Question

Find all integer solutions for
[x/2] + [x/3] + [x/4] + [x/5] = 100

where [z] denotes the integer part of z
for example: [e]= 2 and [pi]=3

Answer 1

find the LCD for 2, 3 4 and 5
rewrite the fractions
solve for x

Answer 2

then? after that?

Answer 3

what about the above mentioned condition?
"where [z] denotes the integer part of z"

Answer 4

integer positive whole number, negative whole number

Answer 5

do not use fractions

Answer 6

look at the example pi is actually 3.142 but only write 3

Answer 7

I'm afraid that's not gonna work.
for example:
taking the lcd and finding x in the normal way will give me 77.6something.
then taking the integer part will give me 77.
but we all know 77 is not the answer

Answer 8

taking the integer part of some numbers and adding them is not equal to adding those numbers and taking the integer part of the final solution

Answer 9

@satellite73 , @zepdrix , @radar , @Luigi0210 , @tkhunny , @shamil98
Do you guys have any idea on how to approach? I was struggling with this for more than two days now

Answer 10

@mukushla @oldrin.bataku

Answer 11

I think there are no solutions. I came to that conclusion simply counting and calculating. But there should be a better way

Answer 12

Interesting question!

Thinking "out loud" (but on paper) (but on a computer keyboard):

What about adding up all of those fractions, ignoring the brackets [ ] for now, obtaining x and then rounding x up to the nearest integer?

Answer 13

well I tried that. but that's not an answer
what I got was 77.something. Then int 77 is not the answer

Answer 14

\[\frac{ 30x+20x+15x+12x\frac{ }{ ? } }{ 60 }=100\] (please ignore the typos)

Answer 15

so x = 7

Answer 16

^ how come?

Answer 17

"taking the integer part of some numbers and adding them is not equal to adding those numbers and taking the integer part of the final solution"

Answer 18

Then 77x/60 = 100;
77x=6000;

x = Floor (6000/77)

Answer 19

the instructions i gave was same as mathmale

Answer 20

so 6000/77 = 77.999....
I tried applying 77,78,79 and 80 to the equation again. But it didn't work

Answer 21

How about defining, in your own words, what characteristics solution x must have? Perhaps that would help.

Answer 22

1.) x should be an integer
2.) sum of four integers should equal to 100
3.) those four integers should obey the given formula

Answer 23

I'm still thinking about your statement, "Taking the integer parts of some numbers ... "

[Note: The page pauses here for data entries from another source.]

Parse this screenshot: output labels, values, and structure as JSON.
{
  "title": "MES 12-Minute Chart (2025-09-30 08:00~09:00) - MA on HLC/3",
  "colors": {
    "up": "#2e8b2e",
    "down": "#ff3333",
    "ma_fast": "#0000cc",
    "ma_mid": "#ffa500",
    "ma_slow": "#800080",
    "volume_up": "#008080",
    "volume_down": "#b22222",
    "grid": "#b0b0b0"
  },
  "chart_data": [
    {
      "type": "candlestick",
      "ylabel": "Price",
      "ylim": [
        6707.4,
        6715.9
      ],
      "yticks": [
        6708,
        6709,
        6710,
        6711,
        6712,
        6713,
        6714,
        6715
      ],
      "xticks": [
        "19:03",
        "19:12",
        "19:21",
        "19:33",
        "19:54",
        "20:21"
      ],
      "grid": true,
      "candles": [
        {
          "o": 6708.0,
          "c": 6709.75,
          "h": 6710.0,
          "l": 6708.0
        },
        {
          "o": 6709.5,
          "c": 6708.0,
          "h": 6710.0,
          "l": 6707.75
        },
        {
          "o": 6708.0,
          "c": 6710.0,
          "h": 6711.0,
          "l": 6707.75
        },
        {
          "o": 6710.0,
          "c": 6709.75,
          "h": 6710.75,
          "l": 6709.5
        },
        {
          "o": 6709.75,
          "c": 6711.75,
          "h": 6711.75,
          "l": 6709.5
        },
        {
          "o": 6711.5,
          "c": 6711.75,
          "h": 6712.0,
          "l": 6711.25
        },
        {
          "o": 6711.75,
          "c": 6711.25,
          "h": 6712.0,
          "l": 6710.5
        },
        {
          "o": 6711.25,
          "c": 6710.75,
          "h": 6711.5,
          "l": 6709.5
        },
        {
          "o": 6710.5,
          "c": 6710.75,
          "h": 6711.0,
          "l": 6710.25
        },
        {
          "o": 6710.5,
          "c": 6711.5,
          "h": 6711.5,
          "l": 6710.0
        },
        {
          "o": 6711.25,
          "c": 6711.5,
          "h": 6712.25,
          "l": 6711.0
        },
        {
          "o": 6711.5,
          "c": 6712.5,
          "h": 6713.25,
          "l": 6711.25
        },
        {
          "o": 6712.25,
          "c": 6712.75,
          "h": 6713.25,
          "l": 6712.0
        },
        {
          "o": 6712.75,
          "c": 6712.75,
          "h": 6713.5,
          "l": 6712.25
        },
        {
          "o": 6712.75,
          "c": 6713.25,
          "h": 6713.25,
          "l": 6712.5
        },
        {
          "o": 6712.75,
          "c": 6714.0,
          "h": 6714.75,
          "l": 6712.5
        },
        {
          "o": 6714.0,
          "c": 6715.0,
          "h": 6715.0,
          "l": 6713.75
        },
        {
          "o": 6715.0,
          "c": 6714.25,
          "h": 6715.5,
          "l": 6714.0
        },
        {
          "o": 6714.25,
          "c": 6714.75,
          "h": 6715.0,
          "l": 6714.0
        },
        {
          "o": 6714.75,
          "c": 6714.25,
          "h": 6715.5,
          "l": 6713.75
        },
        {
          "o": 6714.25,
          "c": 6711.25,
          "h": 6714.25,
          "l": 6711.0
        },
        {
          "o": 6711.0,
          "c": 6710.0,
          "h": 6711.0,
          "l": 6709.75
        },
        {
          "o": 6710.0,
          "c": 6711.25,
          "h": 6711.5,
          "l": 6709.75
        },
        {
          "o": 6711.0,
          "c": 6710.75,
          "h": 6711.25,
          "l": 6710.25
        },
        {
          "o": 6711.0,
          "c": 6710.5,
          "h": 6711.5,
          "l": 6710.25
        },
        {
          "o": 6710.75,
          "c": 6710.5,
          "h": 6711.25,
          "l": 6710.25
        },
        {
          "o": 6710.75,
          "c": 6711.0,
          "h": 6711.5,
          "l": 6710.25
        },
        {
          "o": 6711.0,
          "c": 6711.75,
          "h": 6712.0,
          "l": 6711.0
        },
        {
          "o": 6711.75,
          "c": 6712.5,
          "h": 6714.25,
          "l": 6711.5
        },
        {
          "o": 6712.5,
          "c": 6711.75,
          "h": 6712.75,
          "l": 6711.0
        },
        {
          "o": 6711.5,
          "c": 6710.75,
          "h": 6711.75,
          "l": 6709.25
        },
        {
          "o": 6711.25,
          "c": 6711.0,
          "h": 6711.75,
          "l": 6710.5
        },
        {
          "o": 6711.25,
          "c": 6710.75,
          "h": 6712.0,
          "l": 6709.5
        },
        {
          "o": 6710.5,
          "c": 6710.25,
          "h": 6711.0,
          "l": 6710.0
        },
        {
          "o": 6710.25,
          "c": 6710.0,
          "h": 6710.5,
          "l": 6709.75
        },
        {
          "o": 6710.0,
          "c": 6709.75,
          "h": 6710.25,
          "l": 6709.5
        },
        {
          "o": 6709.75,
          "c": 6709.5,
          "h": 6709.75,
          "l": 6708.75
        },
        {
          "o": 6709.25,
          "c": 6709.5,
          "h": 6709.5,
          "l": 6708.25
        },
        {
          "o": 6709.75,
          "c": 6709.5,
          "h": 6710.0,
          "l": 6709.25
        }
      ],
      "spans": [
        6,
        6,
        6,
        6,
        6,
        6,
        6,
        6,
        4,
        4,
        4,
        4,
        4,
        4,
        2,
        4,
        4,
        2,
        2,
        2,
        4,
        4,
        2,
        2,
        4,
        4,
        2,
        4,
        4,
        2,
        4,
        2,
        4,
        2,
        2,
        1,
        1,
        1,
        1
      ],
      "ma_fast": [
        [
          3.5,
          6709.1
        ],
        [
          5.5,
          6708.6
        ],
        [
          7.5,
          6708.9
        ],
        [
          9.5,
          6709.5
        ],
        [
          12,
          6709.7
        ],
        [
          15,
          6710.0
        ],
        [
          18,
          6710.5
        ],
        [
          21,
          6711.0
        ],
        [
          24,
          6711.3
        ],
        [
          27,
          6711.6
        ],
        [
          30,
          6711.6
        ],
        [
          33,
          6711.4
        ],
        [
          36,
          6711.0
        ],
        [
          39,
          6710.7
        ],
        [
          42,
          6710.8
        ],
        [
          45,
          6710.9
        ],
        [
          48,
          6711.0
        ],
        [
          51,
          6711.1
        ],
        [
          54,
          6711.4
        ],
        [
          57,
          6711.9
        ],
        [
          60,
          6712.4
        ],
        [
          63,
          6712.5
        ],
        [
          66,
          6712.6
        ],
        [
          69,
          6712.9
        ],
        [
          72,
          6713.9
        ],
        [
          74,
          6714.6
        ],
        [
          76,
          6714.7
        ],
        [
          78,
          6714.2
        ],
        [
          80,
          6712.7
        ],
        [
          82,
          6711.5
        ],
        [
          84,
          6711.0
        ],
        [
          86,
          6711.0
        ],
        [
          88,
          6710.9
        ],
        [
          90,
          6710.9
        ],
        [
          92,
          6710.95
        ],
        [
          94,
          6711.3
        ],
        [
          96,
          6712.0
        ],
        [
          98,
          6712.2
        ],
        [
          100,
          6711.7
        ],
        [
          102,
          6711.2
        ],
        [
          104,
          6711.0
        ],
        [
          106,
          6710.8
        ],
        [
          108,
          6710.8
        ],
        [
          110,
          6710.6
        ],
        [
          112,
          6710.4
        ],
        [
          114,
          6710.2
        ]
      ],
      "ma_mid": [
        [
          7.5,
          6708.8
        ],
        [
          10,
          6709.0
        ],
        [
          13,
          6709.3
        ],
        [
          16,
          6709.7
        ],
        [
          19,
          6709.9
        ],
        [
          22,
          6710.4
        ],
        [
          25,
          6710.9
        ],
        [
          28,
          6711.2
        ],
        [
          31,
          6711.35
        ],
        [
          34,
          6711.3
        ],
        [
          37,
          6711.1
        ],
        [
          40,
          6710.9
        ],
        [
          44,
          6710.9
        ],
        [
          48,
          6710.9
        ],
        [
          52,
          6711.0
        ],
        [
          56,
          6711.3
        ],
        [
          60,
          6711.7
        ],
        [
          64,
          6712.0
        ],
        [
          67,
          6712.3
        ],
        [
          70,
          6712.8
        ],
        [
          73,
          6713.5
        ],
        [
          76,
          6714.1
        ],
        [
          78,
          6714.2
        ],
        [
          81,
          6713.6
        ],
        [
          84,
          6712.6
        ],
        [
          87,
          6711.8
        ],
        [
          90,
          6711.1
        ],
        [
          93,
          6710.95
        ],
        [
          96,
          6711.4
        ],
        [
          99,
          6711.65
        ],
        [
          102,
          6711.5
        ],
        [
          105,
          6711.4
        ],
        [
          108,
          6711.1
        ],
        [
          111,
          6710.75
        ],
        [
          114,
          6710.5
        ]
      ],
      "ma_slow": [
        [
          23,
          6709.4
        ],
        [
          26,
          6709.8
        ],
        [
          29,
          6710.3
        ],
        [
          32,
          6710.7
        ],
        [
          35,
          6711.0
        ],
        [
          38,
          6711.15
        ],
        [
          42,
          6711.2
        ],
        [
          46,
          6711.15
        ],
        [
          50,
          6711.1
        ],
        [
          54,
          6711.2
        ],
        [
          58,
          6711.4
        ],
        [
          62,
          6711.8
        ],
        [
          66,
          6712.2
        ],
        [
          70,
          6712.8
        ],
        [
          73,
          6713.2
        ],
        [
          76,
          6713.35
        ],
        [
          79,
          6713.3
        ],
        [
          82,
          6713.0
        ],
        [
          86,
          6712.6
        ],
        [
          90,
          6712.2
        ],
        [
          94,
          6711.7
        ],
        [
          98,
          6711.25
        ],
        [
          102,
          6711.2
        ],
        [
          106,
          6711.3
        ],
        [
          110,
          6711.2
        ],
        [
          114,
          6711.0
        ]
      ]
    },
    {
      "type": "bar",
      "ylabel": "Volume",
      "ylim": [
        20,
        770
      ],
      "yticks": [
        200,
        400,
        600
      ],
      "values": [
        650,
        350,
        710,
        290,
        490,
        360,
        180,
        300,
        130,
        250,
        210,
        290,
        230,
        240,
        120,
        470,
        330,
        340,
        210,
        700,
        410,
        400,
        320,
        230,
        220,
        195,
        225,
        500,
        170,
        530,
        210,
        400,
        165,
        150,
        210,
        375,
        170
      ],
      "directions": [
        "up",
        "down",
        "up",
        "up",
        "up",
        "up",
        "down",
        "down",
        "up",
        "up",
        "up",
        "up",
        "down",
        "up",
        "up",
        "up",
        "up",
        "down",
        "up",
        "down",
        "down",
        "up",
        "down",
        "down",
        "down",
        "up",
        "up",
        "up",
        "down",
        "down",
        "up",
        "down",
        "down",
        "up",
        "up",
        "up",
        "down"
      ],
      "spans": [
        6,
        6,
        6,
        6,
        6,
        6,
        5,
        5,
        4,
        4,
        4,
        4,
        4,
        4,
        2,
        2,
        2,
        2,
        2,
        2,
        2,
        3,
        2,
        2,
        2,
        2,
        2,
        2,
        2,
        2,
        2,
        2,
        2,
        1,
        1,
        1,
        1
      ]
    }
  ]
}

Is that your interpretation of what I was doing?

Actually, I was suggesting summing up 30x/60 + 20x/60 + 15x/60 + 12x/60 and setting the result = to 100. This is not the same thing as summing up the floors (integer parts) of the fractions x/2, x/3, x/4 and x/5, is it?

Now, back to your specs for x:
1) x must be an integer: agreed
2) the sum of the four integers [x/2], [x+3], etc., must be 100. Agreed. Hadn't thought of this situation in those words until now.
3) those four integers must obey the given formula: Isn't this statement the same as (2)?

Answer 24

Actually, I was suggesting summing up 30x/60 + 20x/60 + 15x/60 + 12x/60 and setting the result = to 100. This is not the same thing as summing up the floors (integer parts) of the fractions x/2, x/3, x/4 and x/5, is it?

yes they are not the same I think

Answer 25

I'm hitting my head against a stone wall at the moment. Is it conceivable that this problem has no solution if x must be an integer? Didn't you say you went through various integers manually to identify a solution by trial and error?

Answer 26

30x/60 + 20x/60 + 15x/60 + 12x/60 will give me 77x/60
x=77.999
then I tried 77, but it sums up to 97
then 78, but it sums up to 99
then 79, still to 99
then 80, sums up to more than 100

Answer 27

Doesn't that seem to imply that there's no integer value of x that is a solution?

Answer 28

My prof won't take trial and error as a valid way of proving this since it's higher level math problem solving course.
That's the concern that I have.
trial and error method doesn't seem suitable for the question :(

Answer 29

plus we are not allowed to use calculators

Answer 30

Supposing, in the equation you've presented, that you replace the = sign with <=. Wouldn't there be a fair number of integer solutions x? Were you to restrict the given expression further, by writing something like 75 < [x/2]+[x/3] (etc.) <= 100, you'd get a solution set looking something like {77,78,79}?

Answer 31

You have aptly eliminated the integer 80 as a possible solution, and demonstrated that 77, 78, 79, when subst. individually into the given equation, do not produce the final, required sum 100.

So, we've tried algebraic methods to determine x, and have, apparently, failed at that; and we've tried a couple of values {77, 78, 79}, all of which are integers, all of which produce sums just less than 100, but none of which produce the sum of exactly 100. What more could your prof ask? Try putting yourself in his shoes and see whether you could answer that.

Answer 32

okay, If I couldn't come up with something by tomorrow I'll do that. Any really appreciate your effort dude. That is one way of writing the solution in a proper manner. Thanks again.
I've got to go. This is only one question due tomorrow, I have 5 more to mess around with. Thank you for your time

Answer 33

@triciaal @mathmale thanks alot for you time guys

Answer 34

There is a number, x= 77.999 (which you yourself have found), which would be a solution were it not for the fact that x must be an integer.

My pleasure, really. Great discussion. Glad you recognize that it's high time to move on to those other problems.

Answer 35

is it 5?
77-60 = 17
17x/60 = 100
using only the fractions 100/17 =5 integer only